Create batch from list of ids in the dataset is very slow

Hi all,

For a given use case, I need to forge batches where sampling depends on element within the batch, e.g to create batches with similar elements.
The solution I found online for such approaches is to first get elements from the dataloader (as usual) and then get additionnals elements depending on these first ones in the collate function.

So I built a custom collate function where I get a list of ids corresponding to the initial elements and the additionnal mined ones and I am trying to return the corresponding batch. However, constructing the dictionnary to return is really slow. It seems to come from the selection of items given the list of ids ( examples = train_dataset[mined_ids]).
I also tried to use examples = train_dataset.select(mined_ids) which is faster, but then, accessing column is very slow (input_ids = torch.tensor([example["input_ids"] for example in examples], dtype=torch.long).
Finally, I also tried to use set_format to directly get numpy arrays/tensors, but it is still very slow.

Is there a better way to create batches given a list of ids or another way to build batches where elements depends on other elements of the batch ?

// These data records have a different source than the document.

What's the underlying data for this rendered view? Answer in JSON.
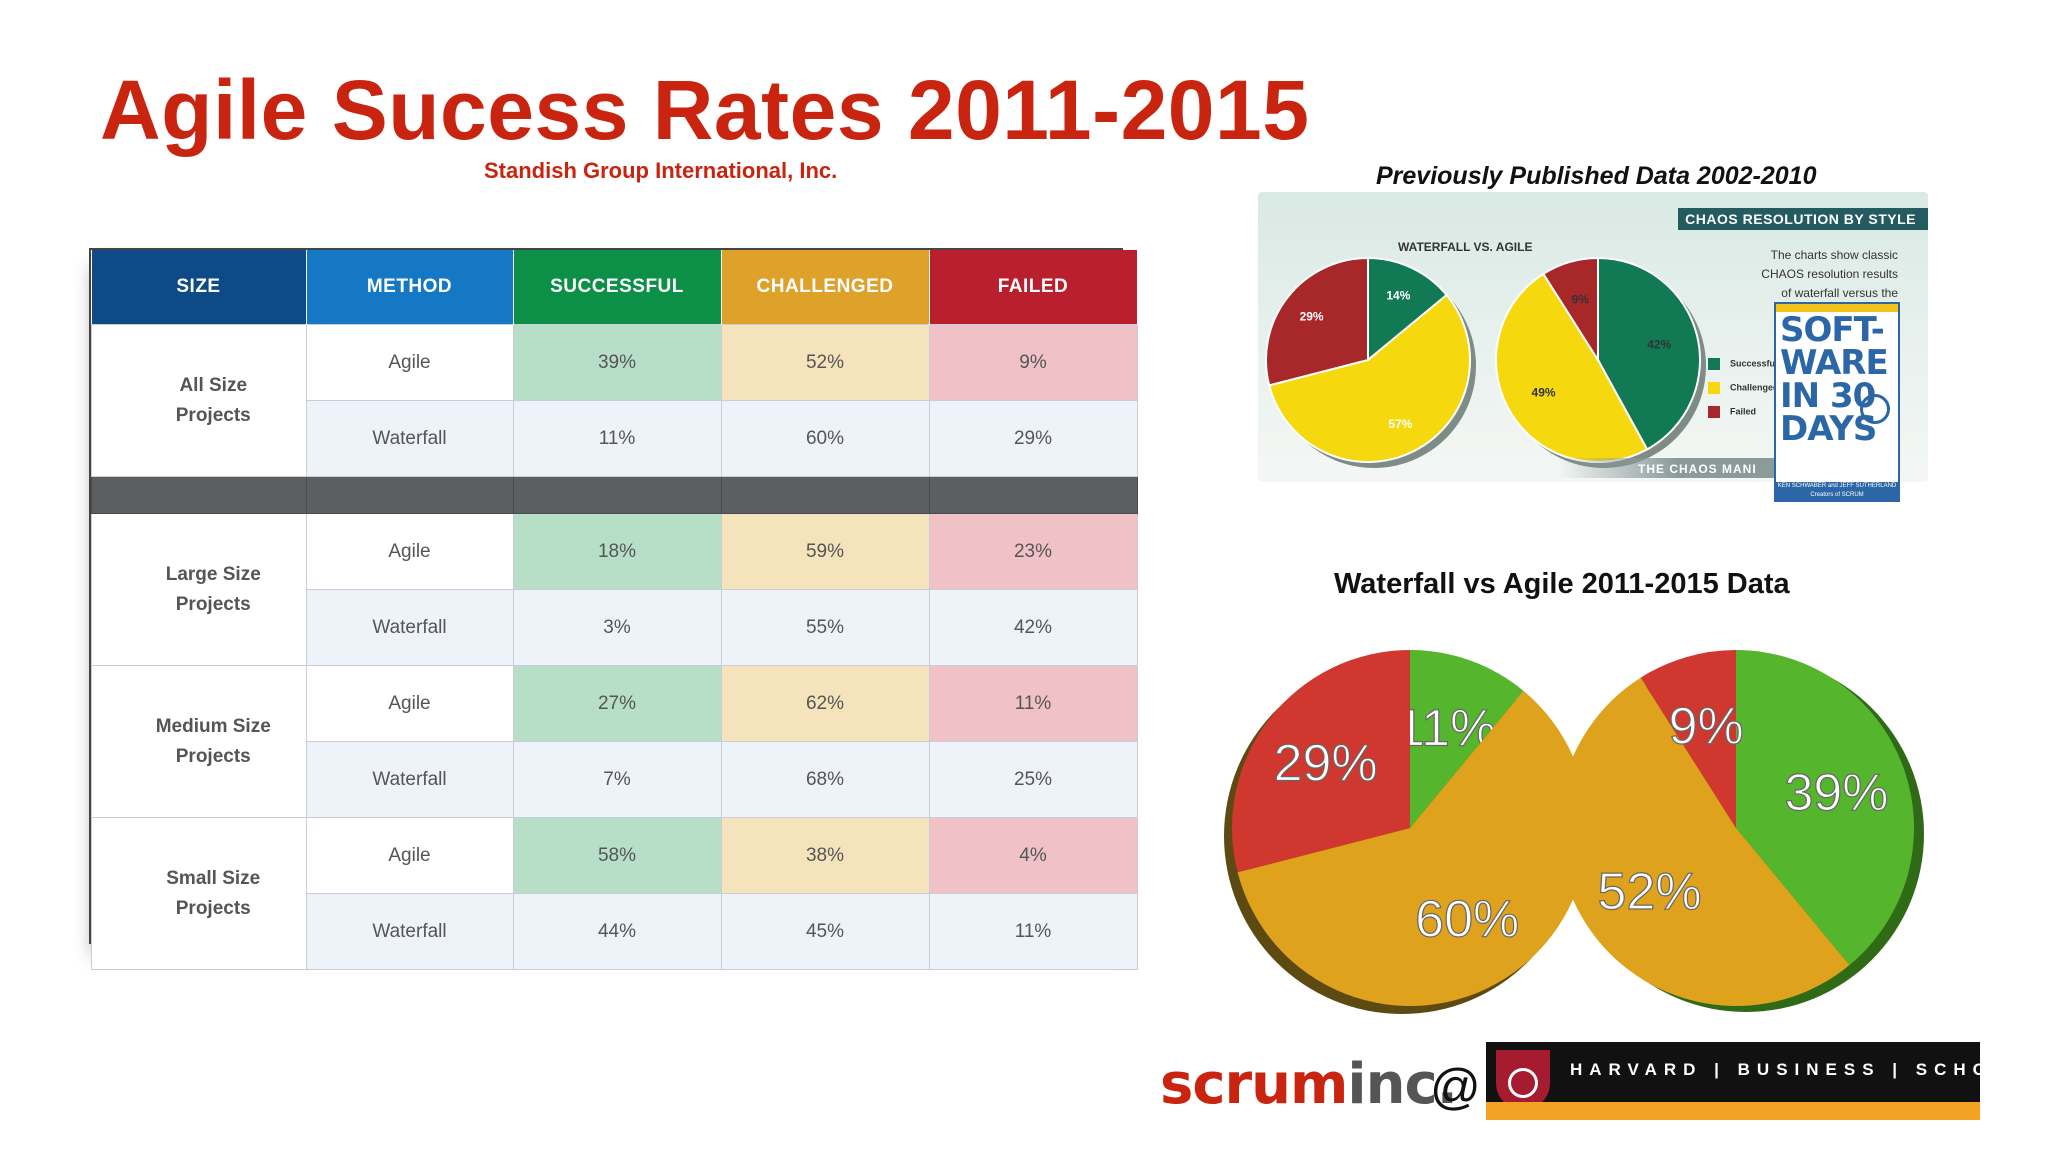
{
  "header": {
    "title": "Agile Sucess Rates 2011-2015",
    "subtitle": "Standish Group International, Inc."
  },
  "table": {
    "columns": [
      "SIZE",
      "METHOD",
      "SUCCESSFUL",
      "CHALLENGED",
      "FAILED"
    ],
    "groups": [
      {
        "size_line1": "All Size",
        "size_line2": "Projects",
        "rows": [
          {
            "method": "Agile",
            "successful": "39%",
            "challenged": "52%",
            "failed": "9%"
          },
          {
            "method": "Waterfall",
            "successful": "11%",
            "challenged": "60%",
            "failed": "29%"
          }
        ]
      },
      {
        "size_line1": "Large Size",
        "size_line2": "Projects",
        "rows": [
          {
            "method": "Agile",
            "successful": "18%",
            "challenged": "59%",
            "failed": "23%"
          },
          {
            "method": "Waterfall",
            "successful": "3%",
            "challenged": "55%",
            "failed": "42%"
          }
        ]
      },
      {
        "size_line1": "Medium Size",
        "size_line2": "Projects",
        "rows": [
          {
            "method": "Agile",
            "successful": "27%",
            "challenged": "62%",
            "failed": "11%"
          },
          {
            "method": "Waterfall",
            "successful": "7%",
            "challenged": "68%",
            "failed": "25%"
          }
        ]
      },
      {
        "size_line1": "Small Size",
        "size_line2": "Projects",
        "rows": [
          {
            "method": "Agile",
            "successful": "58%",
            "challenged": "38%",
            "failed": "4%"
          },
          {
            "method": "Waterfall",
            "successful": "44%",
            "challenged": "45%",
            "failed": "11%"
          }
        ]
      }
    ],
    "colors": {
      "size": "#0d4a86",
      "method": "#1478c4",
      "successful": "#0c8f47",
      "challenged": "#dea12a",
      "failed": "#b91f2c"
    }
  },
  "previous": {
    "title": "Previously Published Data 2002-2010",
    "banner": "CHAOS RESOLUTION BY STYLE",
    "subheading": "WATERFALL VS. AGILE",
    "text_line1": "The charts show classic",
    "text_line2": "CHAOS resolution results",
    "text_line3": "of waterfall versus the",
    "footer": "THE CHAOS MANI",
    "legend": [
      "Successful",
      "Challenged",
      "Failed"
    ],
    "book_title": "SOFT-WARE IN 30 DAYS",
    "book_authors": "KEN SCHWABER and JEFF SUTHERLAND",
    "book_subtitle": "Creators of SCRUM"
  },
  "chart_data": [
    {
      "type": "pie",
      "title": "Previously Published Data 2002-2010",
      "subtitle": "WATERFALL VS. AGILE",
      "pies": [
        {
          "labels": [
            "Successful",
            "Challenged",
            "Failed"
          ],
          "values": [
            14,
            57,
            29
          ]
        },
        {
          "labels": [
            "Successful",
            "Challenged",
            "Failed"
          ],
          "values": [
            42,
            49,
            9
          ]
        }
      ],
      "colors": {
        "Successful": "#117a55",
        "Challenged": "#f5d80e",
        "Failed": "#a8282a"
      },
      "legend": "right"
    },
    {
      "type": "pie",
      "title": "Waterfall vs Agile 2011-2015 Data",
      "pies": [
        {
          "labels": [
            "Successful",
            "Challenged",
            "Failed"
          ],
          "values": [
            11,
            60,
            29
          ],
          "display": [
            "11%",
            "60%",
            "29%"
          ]
        },
        {
          "labels": [
            "Successful",
            "Challenged",
            "Failed"
          ],
          "values": [
            39,
            52,
            9
          ],
          "display": [
            "39%",
            "52%",
            "9%"
          ]
        }
      ],
      "colors": {
        "Successful": "#55b52c",
        "Challenged": "#dea21c",
        "Failed": "#d0372e"
      }
    }
  ],
  "logos": {
    "scrum": "scrum",
    "scrum_suffix": "inc.",
    "at": "@",
    "hbs": "HARVARD | BUSINESS | SCHOOL"
  }
}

After digging more into this, it is obviously coming from the _getitem() function, but not from querying the table, rather formatting the resulting table.
More precisely, it comes from this function:

 def extract_batch(self, pa_table: pa.Table) -> dict:
        return {col: self._arrow_array_to_numpy(pa_table[col]) for col in pa_table.column_names}

I suppose this is due to the stored format of the data, but it seems like a numpy dataset allows a faster indexing through a list of id.
Is there a special method I’m missing ? Is there any workaround ?